The pair are Florida for less than an hour before Zola starts to sense some darker motives on the part of Stefanie and her ‘roommate’/pimp Abegunde (Colman Domingo), as they stuff Stefanie’s boyfriend Derrek (Succession’s Nicholas Braun) in a grimy motel and the assignment of stripping changes to one of prostitution. It sounds like a grim story on paper, and it certainly is nasty at points, but it’s also incredibly funny and moves at lightning speed, totally gripping throughout.
Director Janicza Bravo knows how to keep your head spinning with consistent surprises, both plot-wise and stylistically. Though we do very occasionally see the world through the eyes of Zola or Stefanie’s phones, Bravo never descends into the cliches you might expect in a social media-based story, instead going for a more throwback style that is at once invitingly immersive and horribly sleazy.
Fantastical imagery and music cues – Mica Levi’s score yet again proving why she’s the absolute best in the business – draw you further into Zola’s high-tempo trance whilst the quick-fire dialogue can leave you scrambling for breath. Bravo and co-writer Jeremy O Harris focus in on the speaking patterns of online discourse – sometimes with helpfully subtitles for older, whiter audience members – making for conversations that can be both alienating and gratingly familiar. You really feel like you’re in the room with these people, and it’s intoxicating and unpleasant – by the time Zola finally breaks free of Tampa, you’re almost as tired as she is.
Barely a scene passes without a laugh or a gasp – or, in the case of a stomach-turning montage of clients’ awful penises, a combination of the two – as the stakes escalate further and further until everyone is in way over their heads. With such a heightened tone, the cast do a fantastic job of keeping their fears and frustrations grounded. Paige’s performance is pretty reactive, but no less compelling for it, while Keough outdoes herself playing not just the character of Stefanie but almost an embodiment of whiteness itself. Meanwhile, Braun of course earns the lion’s share of laughs (it’s a brilliant piece of casting, one of the few actors who can be funny in the mere act of existing) and Domingo is genuinely astonishing.

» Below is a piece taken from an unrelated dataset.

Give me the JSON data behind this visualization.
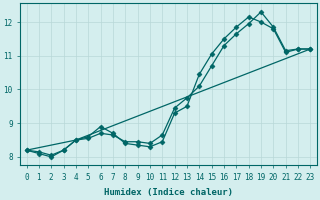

His Abegunde is mercurial and terrifying, switching on a dime between American and Nigerian accents in a searingly unpredictable, yet often still charming, display. It’s up there with Carrie Coon in The Nest as my favourite bit of acting of the year, and finally shows Domingo at the peak of his potential after quietly but consistently impressing in smaller roles in the past few years.
Bravo has a lot to juggle in Zola, from the pitch-perfect performances to wild action that feels like a mix between The Neon Demon and the work of Sean Baker to commentary on the fraught and exhausting nature of living your life one social media post at a time. As a balancing act, Zola is a magnificent testament to Bravo’s confidence and skill as a filmmaker, and as a comedy thriller, it’s one of the most deliriously fun times you could have at the cinema this year.